The teapot is a must for those serving hot tea in their establishments. Not only does the design of the tea pot lend itself to easy pouring and handling, the look of it can provide a nostalgic feeling to the experience. Whether you're looking for the heat-holding properties of stainless steel or the visual charm of porcelain and ceramic pots, there's sure to be a teapot that will add to your customers' tea experience. More
Tea pots have been a part of the tea drinking experience since ancient China. While the first tea pots were made of ceramic, today, they are made of a number of different materials and finishes. The look and function of the teapot are the most important considerations when choosing the right one for your needs. You should also to determine whether you will be brewing tea in the pot or simply serving prepared tea. Finally, you'll need to decide if you want to go with a traditional tea pot or an electric tea kettle.
Many teapots will come with brew baskets, infusers, or filters configured into the pot. If so, you'll want to make sure the basket will allow enough room for the tea leaves to move around, if you want to maximize the extraction of flavors. These elements may be stainless steel mesh, or incorporated into the design of the ceramic or porcelain. Depending on the number of people you'll be serving, the size of the pot, as well as the basket, will be different. A good rule of thumb is to serve one teaspoon of tea to every eight ounces of water, keeping in mind that teas like oolong and gunpowder may require a bit more or less.
Ceramic teapots are generally thicker and stronger than other types and have properties that naturally retain heat. They allow very little of the liquid to seep through the pot, and they brew quickly. When shopping for a great ceramic teapot, you'll want to look for one that has a spout that narrows at the end. This will provide better control when pouring. Also, these pots may be glazed or unglazed. Glaze will help make the pot airtight and the surface smooth. If you choose one that is unglazed on the inside, there could be some flavor transfer between batches, due to the grainy surface that can absorb flavors. It is recommended that you only use one variety of tea in pots that aren't glazed.
Porcelain teapots are a bit more fragile due to their lighter composition, and they can be translucent to a degree. Porcelain is watertight and its surface is smooth, even without a glaze. Its fineness allows for intricate details in design, and porcelain teapots are known for their beautiful patterns and overall fine appearance.
Glass teapots are made of clear or colored tempered glass. While colored glass teapots may add a decorative touch, clear glass teapots afford the chance to watch the magic that's happening within. Many tea drinkers enjoy watching “the agony of the leaves,” which occurs when the tea leaves unfurl to exude their bouquets. This is an especially fascinating experience when using jasmine pearl or oolong teas that are rolled or twisted during processing. Many tea aficionados will know when their tea has steeped properly simply by the color of the brew. When using a glass tea pot, you will either need to choose one with an insulated handle or use a pot holder to keep hands from getting burned, since glass is such an efficient insulator.

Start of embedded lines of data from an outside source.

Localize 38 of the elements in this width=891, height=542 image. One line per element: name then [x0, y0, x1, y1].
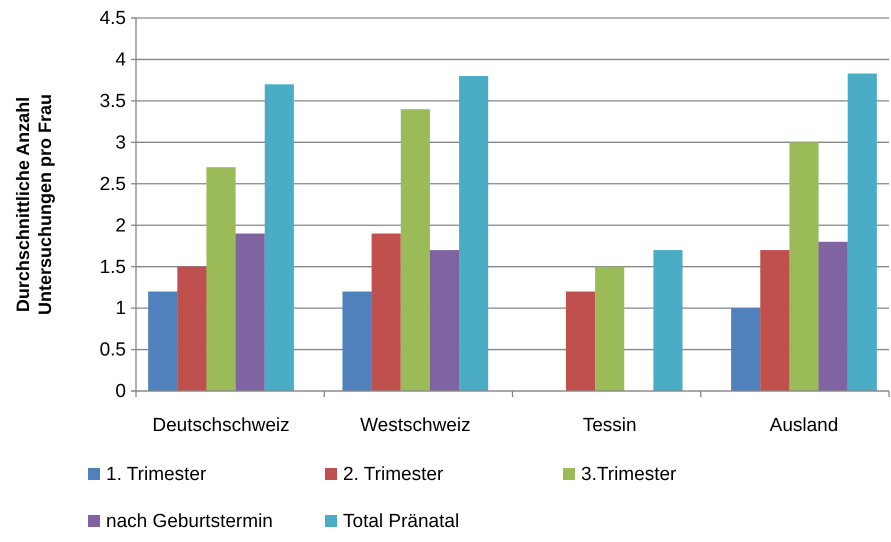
legend-label: nach Geburtstermin	[106, 511, 273, 532]
legend-label: 1. Trimester	[106, 464, 207, 485]
bar	[595, 266, 624, 391]
bar	[342, 292, 372, 391]
y-tick-label: 1.5	[100, 256, 126, 278]
x-tick-label: Deutschschweiz	[152, 415, 290, 436]
y-tick-label: 0	[115, 381, 126, 402]
legend-label: 3.Trimester	[581, 464, 678, 485]
y-axis-title: Durchschnittliche Anzahl Untersuchungen pro Frau	[13, 94, 55, 316]
bar	[177, 266, 206, 391]
y-tick-label: 2	[115, 215, 126, 236]
legend-label: Total Pränatal	[343, 511, 460, 532]
y-tick-label: 3	[115, 132, 126, 154]
bar	[653, 250, 683, 391]
x-tick-label: Westschweiz	[360, 415, 471, 436]
legend-label: 2. Trimester	[343, 464, 444, 485]
y-tick-label: 3.5	[100, 90, 126, 112]
y-tick-label: 0.5	[100, 340, 126, 361]
bar	[848, 74, 877, 391]
y-tick-label: 2.5	[100, 174, 126, 195]
y-tick-label: 4.5	[100, 8, 126, 30]
x-tick-label: Ausland	[770, 415, 838, 436]
bar	[789, 142, 819, 391]
x-tick-label: Tessin	[582, 415, 637, 436]
bar	[372, 234, 401, 391]
y-tick-label: 4	[115, 50, 126, 71]
bar	[264, 84, 294, 391]
bar	[206, 167, 236, 391]
bar	[148, 292, 178, 391]
bar	[400, 109, 430, 391]
bar	[430, 250, 460, 391]
y-tick-label: 1	[115, 298, 126, 320]
bar	[459, 76, 488, 391]
bar	[818, 242, 848, 391]
bar	[236, 234, 265, 391]
bar	[760, 250, 790, 391]
bar	[566, 292, 596, 391]
bar	[731, 308, 760, 391]
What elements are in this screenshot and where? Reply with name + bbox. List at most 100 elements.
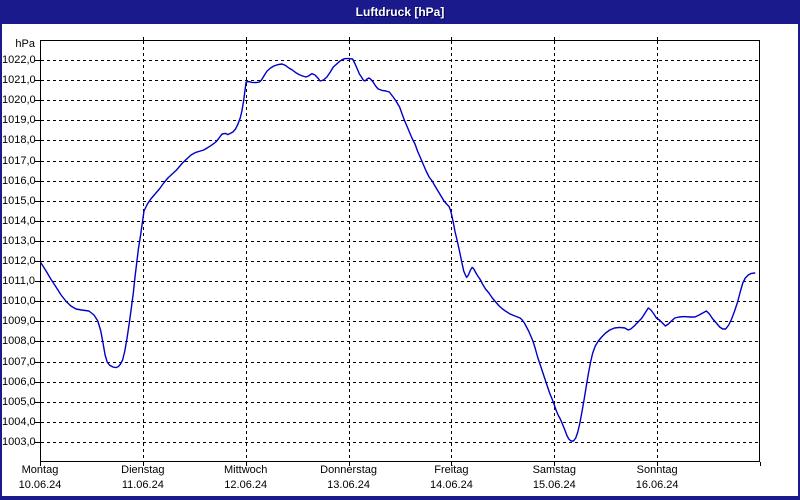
chart-title: Luftdruck [hPa] [355,5,445,19]
pressure-line-chart [41,57,756,442]
day-gridline [142,41,144,461]
x-tick-bottom [760,462,761,466]
y-tick [35,140,40,142]
y-tick [35,261,40,263]
y-gridline [41,401,759,403]
x-day-label: Dienstag [121,464,165,476]
y-gridline [41,281,759,283]
y-tick [35,441,40,443]
y-tick-label: 1011,0 [2,275,35,288]
x-tick-bottom [245,462,247,466]
y-tick [35,80,40,82]
y-tick [35,281,40,283]
y-gridline [41,160,759,162]
x-tick-bottom [657,462,659,466]
day-gridline [245,41,247,461]
x-tick-top [451,37,453,40]
day-gridline [348,41,350,461]
x-tick-top [554,37,556,40]
x-day-label: Mittwoch [224,464,268,476]
y-tick-label: 1009,0 [2,315,36,328]
y-tick-label: 1012,0 [2,255,36,268]
y-tick-label: 1016,0 [2,174,36,187]
x-day-label: Donnerstag [320,464,377,476]
y-tick [35,421,40,423]
day-gridline [554,41,556,461]
y-gridline [41,60,759,62]
x-day-label: Freitag [434,464,469,476]
y-gridline [41,421,759,423]
day-gridline [451,41,453,461]
x-date-label: 14.06.24 [430,479,473,491]
y-tick [35,240,40,242]
x-date-label: 13.06.24 [327,479,370,491]
chart-canvas: hPa 1022,0 1021,0 1020,0 1019,0 1018,0 1017,0… [2,24,798,496]
y-tick-label: 1017,0 [2,154,36,167]
y-tick [35,180,40,182]
y-tick-label: 1014,0 [2,214,36,227]
y-gridline [41,321,759,323]
y-tick-label: 1020,0 [2,94,36,107]
y-tick-label: 1010,0 [2,295,36,308]
y-tick [35,341,40,343]
y-tick-label: 1005,0 [2,395,36,408]
y-tick [35,60,40,62]
y-gridline [41,180,759,182]
x-tick-bottom [142,462,144,466]
y-tick-label: 1013,0 [2,234,36,247]
x-date-label: 15.06.24 [532,479,576,491]
x-day-label: Montag [21,464,59,476]
x-tick-top [142,37,144,40]
x-tick-bottom [451,462,453,466]
y-tick [35,220,40,222]
y-tick [35,381,40,383]
y-axis-unit-label: hPa [15,38,35,50]
y-tick [35,100,40,102]
x-date-label: 16.06.24 [635,479,679,491]
y-gridline [41,80,759,82]
y-gridline [41,140,759,142]
y-tick-label: 1019,0 [2,114,36,127]
y-tick [35,120,40,122]
y-tick-label: 1007,0 [2,355,36,368]
y-tick-label: 1006,0 [2,375,36,388]
y-tick-label: 1021,0 [2,74,36,87]
y-tick [35,160,40,162]
y-tick-label: 1004,0 [2,415,36,428]
y-gridline [41,200,759,202]
y-gridline [41,301,759,303]
window-titlebar: Luftdruck [hPa] [0,0,800,24]
y-gridline [41,361,759,363]
y-tick-label: 1018,0 [2,134,36,147]
y-gridline [41,240,759,242]
y-tick [35,401,40,403]
x-tick-top [245,37,247,40]
y-tick-label: 1003,0 [2,435,36,448]
y-tick [35,361,40,363]
y-tick [35,321,40,323]
y-gridline [41,341,759,343]
y-gridline [41,261,759,263]
x-date-label: 10.06.24 [18,479,62,491]
y-tick-label: 1015,0 [2,194,36,207]
x-tick-top [348,37,350,40]
y-tick [35,301,40,303]
y-gridline [41,120,759,122]
y-gridline [41,441,759,443]
plot-area [40,40,760,462]
x-tick-top [657,37,659,40]
x-day-label: Samstag [532,464,576,476]
pressure-series-line [41,57,756,442]
y-tick [35,200,40,202]
x-day-label: Sonntag [636,464,678,476]
y-tick-label: 1022,0 [2,54,36,67]
x-date-label: 11.06.24 [121,479,164,491]
y-gridline [41,381,759,383]
x-date-label: 12.06.24 [224,479,268,491]
y-gridline [41,100,759,102]
x-tick-bottom [40,462,41,466]
x-tick-bottom [554,462,556,466]
y-gridline [41,220,759,222]
x-tick-bottom [348,462,350,466]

Stainless steel is an excellent material for brewing and serving tea. Tea pitchers made of stainless steel are much more durable than their glass and ceramic counterparts. They can typically withstand being dropped, only suffering minor denting, while the others have the potential to crack, break, or even shatter upon impact. Stainless steel is also easy to clean and keeps tea piping hot for a long time.
Electric Tea Kettles
In some instances, a traditional teapot may not be a feasible choice for your establishment. In this case, an electric tea kettle may allow you to brew tea to satisfy your customers without taking up a lot of extra time and labor. These kettles bring water to a boil quickly, and can be used in a variety of applications beyond tea, like cereal, hot chocolate, and soup. Some of them are very utilitarian in form, while others take a more modern approach to teapot design. They come in a wide assortment of finishes and colors to match virtually any décor.